Se destaca que los casos de «aquiescencia» o conocimiento de las autoridades cumplen con la definición propuesta por México donde se detalla que el Estado tenía conocimiento previo de riesgo real e inminente, pero se mantuvo sin actuar facilitando activamente los crímenes. También se remarcó la impunidad en varios casos de desaparición como consecuencia de la falta de investigaciones suficientes, los tipos penales aplicados que diluyen el delito y los estándares probatorios exigentes.

Aun así, el Comité no señaló que existe una política federal orientada a cometer desapariciones forzadas, es decir, que aunque se confirma la existencia de crímenes de lesa humanidad en México esto no significa que sean ordenados desde el más alto nivel del Estado, sino que la responsabilidad se acredita en la participación de autoridades locales, municipales y estatales frente a las organizaciones criminales.

Las familias buscadoras instaron al Estado mexicano a aprovechar la cooperación del Comité sobre Desapariciones Forzadas (CED) para recibir asistencia internacional y garantizar verdad, justicia para las familias buscadoras.

Crédito: Centro Prodh

La protección a las madres buscadoras

La ayuda del Comité sobre Desapariciones Forzadas (CED) también pretende establecer un mecanismo eficaz para esclarecer la verdad y proporcionar asistencia y protección a las familias buscadoras, organizaciones y personas defensoras que los acompañan.

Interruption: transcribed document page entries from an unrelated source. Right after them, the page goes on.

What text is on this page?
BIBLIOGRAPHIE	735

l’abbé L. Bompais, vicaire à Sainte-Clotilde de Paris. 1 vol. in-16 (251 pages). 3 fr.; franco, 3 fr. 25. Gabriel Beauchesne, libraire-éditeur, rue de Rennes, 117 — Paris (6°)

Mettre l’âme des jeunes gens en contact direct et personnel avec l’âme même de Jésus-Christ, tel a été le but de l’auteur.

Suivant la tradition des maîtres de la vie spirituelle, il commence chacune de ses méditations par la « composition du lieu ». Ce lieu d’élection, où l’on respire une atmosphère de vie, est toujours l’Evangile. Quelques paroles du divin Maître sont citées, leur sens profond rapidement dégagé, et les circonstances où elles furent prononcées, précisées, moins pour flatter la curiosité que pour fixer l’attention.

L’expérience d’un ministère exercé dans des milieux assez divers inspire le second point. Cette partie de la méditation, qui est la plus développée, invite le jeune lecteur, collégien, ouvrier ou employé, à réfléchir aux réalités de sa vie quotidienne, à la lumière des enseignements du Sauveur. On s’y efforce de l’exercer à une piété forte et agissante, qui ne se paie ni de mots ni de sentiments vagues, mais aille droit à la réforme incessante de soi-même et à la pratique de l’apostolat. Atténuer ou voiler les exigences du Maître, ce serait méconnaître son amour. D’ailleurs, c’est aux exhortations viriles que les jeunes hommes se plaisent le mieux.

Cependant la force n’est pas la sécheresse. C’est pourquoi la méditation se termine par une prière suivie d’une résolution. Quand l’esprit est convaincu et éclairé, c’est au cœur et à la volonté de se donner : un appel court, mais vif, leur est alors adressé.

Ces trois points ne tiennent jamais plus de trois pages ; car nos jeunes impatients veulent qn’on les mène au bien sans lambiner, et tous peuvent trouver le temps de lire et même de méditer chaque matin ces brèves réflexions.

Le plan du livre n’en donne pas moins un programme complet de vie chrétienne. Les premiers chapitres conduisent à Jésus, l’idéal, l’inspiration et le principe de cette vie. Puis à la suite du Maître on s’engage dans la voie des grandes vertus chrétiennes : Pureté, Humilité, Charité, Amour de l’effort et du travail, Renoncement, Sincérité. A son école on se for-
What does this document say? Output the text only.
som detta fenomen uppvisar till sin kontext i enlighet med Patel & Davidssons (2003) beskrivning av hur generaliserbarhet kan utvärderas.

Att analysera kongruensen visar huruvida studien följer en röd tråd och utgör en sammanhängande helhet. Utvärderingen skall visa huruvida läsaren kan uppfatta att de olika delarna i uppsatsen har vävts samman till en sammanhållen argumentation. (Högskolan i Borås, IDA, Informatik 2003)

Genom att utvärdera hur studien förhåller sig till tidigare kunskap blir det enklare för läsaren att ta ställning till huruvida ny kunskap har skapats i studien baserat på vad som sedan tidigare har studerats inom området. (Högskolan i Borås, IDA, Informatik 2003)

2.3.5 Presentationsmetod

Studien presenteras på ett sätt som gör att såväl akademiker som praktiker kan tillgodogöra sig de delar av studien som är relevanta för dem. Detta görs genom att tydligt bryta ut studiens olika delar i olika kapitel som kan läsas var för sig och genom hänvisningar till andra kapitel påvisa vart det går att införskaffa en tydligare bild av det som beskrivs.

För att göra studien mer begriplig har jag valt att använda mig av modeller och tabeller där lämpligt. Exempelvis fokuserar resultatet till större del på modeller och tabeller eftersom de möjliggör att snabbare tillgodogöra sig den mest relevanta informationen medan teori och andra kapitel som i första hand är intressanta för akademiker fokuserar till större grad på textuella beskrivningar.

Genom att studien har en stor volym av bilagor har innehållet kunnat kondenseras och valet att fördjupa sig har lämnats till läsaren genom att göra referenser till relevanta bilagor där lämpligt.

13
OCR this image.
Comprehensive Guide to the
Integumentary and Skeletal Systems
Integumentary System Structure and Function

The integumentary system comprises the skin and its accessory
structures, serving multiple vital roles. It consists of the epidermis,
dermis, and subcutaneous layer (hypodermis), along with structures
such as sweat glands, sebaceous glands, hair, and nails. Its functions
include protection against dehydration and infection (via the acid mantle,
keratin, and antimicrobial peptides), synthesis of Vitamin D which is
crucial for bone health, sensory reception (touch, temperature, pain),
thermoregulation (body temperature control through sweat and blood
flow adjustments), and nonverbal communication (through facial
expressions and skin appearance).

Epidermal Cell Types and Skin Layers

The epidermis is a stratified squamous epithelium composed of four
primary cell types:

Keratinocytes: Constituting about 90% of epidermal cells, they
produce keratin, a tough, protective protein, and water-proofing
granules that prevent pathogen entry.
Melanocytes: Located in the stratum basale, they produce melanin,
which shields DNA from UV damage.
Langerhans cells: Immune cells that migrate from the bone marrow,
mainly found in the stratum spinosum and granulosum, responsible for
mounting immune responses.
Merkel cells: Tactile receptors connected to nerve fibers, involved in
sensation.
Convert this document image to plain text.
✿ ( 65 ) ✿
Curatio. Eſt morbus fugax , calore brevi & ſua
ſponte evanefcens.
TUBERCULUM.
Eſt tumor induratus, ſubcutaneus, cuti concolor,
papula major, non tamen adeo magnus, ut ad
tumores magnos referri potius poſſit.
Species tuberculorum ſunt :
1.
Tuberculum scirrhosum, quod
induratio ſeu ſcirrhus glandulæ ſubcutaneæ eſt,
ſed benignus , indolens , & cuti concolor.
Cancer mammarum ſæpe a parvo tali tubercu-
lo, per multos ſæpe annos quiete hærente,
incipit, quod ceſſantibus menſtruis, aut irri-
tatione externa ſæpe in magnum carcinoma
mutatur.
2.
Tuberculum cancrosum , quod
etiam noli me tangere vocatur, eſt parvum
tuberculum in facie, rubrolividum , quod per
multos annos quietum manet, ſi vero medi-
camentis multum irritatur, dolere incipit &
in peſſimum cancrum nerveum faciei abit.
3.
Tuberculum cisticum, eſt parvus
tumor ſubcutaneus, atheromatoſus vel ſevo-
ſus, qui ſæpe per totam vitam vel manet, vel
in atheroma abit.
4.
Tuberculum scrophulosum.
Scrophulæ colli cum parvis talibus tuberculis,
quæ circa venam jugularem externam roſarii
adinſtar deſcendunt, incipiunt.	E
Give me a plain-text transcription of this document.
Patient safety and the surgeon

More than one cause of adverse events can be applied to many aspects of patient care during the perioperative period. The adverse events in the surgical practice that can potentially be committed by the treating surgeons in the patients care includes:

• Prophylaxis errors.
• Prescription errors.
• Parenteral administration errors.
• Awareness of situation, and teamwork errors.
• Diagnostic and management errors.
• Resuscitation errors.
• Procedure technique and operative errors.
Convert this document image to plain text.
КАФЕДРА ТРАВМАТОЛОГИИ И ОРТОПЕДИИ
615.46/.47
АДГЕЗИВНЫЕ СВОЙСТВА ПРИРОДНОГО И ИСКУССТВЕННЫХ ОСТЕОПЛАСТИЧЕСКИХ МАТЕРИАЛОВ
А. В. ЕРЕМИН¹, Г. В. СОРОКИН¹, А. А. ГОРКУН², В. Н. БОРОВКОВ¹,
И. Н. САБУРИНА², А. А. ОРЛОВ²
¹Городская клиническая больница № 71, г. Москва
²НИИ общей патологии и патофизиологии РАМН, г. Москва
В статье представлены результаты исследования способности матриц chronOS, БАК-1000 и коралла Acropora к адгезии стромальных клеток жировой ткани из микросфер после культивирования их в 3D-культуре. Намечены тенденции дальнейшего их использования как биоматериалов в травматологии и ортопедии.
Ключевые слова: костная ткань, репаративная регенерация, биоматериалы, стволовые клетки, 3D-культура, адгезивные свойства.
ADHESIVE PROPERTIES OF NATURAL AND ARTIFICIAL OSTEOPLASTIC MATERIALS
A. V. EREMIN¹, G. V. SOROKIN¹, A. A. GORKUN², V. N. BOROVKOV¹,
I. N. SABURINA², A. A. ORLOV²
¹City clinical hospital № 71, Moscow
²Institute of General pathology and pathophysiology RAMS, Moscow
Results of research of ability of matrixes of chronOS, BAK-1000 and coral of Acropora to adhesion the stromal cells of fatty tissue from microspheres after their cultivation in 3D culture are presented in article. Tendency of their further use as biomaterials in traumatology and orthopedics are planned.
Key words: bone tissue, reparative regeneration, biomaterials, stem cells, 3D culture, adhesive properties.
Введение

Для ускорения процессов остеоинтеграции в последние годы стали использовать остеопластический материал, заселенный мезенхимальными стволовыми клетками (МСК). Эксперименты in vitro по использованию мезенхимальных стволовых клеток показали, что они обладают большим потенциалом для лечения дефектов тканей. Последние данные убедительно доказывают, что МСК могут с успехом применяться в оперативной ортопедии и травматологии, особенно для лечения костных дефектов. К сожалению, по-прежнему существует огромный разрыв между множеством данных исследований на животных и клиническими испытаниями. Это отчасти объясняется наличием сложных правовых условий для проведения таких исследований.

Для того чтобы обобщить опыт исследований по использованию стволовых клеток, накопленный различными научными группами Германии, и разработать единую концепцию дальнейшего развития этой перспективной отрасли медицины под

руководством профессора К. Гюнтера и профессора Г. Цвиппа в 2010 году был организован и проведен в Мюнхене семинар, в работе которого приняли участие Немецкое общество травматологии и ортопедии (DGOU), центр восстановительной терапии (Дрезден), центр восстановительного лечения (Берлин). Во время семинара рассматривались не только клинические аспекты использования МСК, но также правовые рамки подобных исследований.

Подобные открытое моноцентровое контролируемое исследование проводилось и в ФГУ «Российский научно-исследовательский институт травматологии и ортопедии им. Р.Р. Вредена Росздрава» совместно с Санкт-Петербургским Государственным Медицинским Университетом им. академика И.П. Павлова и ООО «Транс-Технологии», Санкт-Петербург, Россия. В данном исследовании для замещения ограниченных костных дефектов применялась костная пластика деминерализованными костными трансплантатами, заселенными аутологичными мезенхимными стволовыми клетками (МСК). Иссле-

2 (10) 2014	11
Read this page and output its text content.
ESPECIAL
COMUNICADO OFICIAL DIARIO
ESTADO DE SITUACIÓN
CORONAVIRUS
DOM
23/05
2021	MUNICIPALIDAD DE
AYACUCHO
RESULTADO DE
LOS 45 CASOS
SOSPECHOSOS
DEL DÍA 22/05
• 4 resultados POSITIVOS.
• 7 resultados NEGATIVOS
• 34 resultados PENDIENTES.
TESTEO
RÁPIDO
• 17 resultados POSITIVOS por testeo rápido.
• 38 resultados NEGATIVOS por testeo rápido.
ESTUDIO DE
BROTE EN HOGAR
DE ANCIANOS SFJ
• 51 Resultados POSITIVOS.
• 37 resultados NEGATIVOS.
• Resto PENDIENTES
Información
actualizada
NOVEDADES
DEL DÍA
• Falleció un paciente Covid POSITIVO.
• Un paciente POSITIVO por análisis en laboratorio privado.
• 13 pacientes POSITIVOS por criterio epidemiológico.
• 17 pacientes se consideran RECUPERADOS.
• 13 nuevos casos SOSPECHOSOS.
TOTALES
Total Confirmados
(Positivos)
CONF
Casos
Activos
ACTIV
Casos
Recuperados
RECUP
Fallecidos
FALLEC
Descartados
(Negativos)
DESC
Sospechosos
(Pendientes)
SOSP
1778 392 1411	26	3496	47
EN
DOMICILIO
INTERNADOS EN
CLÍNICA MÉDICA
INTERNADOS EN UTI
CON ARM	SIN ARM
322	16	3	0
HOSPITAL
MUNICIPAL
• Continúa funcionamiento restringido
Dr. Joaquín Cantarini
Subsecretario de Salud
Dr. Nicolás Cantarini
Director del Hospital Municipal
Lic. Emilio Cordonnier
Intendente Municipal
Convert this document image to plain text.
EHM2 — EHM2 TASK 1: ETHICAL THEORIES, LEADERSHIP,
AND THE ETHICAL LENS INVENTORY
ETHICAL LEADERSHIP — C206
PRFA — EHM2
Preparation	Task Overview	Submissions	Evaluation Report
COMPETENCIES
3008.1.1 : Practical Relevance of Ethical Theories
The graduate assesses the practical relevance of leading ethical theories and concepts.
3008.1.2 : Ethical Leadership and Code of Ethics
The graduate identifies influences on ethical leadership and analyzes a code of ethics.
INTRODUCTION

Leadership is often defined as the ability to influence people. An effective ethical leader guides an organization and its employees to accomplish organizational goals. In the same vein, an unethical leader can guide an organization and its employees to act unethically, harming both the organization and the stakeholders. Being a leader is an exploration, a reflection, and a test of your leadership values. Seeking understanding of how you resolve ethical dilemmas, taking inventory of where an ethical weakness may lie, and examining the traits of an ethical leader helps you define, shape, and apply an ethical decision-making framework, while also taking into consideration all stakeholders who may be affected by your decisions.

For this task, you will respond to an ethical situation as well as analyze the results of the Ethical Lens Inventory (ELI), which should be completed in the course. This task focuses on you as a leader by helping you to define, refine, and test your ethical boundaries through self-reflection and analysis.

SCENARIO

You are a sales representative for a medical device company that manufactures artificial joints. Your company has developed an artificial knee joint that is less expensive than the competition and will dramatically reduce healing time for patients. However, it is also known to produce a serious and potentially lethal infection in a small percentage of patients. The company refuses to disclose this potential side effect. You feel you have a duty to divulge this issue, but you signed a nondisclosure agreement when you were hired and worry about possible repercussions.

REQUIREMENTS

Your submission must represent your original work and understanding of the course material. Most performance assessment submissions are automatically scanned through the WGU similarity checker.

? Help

Esto ante el peligro inminente al que se enfrentan, tan solo en los últimos 15 años fueron asesinadas 22 mujeres buscadoras y 2 fueron desaparecidas, de acuerdo con datos de la Fundación para la Justicia.

Buscar a una persona desaparecida en México se considera una actividad de alto riesgo, sobre todo cuando se trata de mujeres, ya que enfrentan violencia institucional, riesgos particulares ante su papel como personas defensoras de derechos humanos, aumento en condiciones de vulnerabilidad y violencia de género, de acuerdo con el informe «Desaparecer otra vez. Violencias y afectaciones que enfrentan las mujeres buscadoras en México» de Amnistía Internacional.

La organización refiere que entre las violencias que enfrentan, se encuentran amenazas, ataques, extorsiones, desplazamiento forzado, desapariciones y feminicidios.

Además, son propensas a experimentar afectaciones en su salud como depresión, ansiedad, trastornos del sueño e incluso padecimientos físicos derivados del desgaste emocional y el llanto prolongado. A esto se suman implicaciones sociales como afectaciones económicas relacionadas con la pérdida de empleo, las jornadas de búsqueda y el uso de recursos propios para continuar con su labor.

Crédito: Centro Prodh

Datos del mismo informe indican que el 67% de mujeres buscadoras son madres quienes asumen esta tarea como una extensión del trabajo de cuidados. Además, las mujeres conforman el 90% de los colectivos de búsqueda y casi siempre son abuelas, hijas, esposas, hermanas, tías o sobrinas en quienes recae esta actividad, a su vez, han logrado impulsar leyes, políticas públicas e instituciones especializadas ante la falta de respuestas efectivas del Estado, advirtió Amnistía Internacional.

Ante este panorama, las familias buscadoras exhortaron a las autoridades mexicanas en los distintos niveles de gobierno a adoptar medidas integrales y efectivas que garanticen la protección, el reconocimiento y la participación de las madres y familias buscadoras en las labores de búsqueda e investigación.

“En México cada día desaparecen 90 personas, que son buscadas por sus propios familiares, especialmente mujeres: madres, hijas esposas, hermanas, abuelas y queremos poner el foco en lo que enfrentan. El Estado mexicano las debe reconocer como defensoras de derechos humanos lo que activaría mecanismos de protección tanto nacionales como internacionales.”, precisó Olivares Ferreto, directora de Amnistía Internacional México.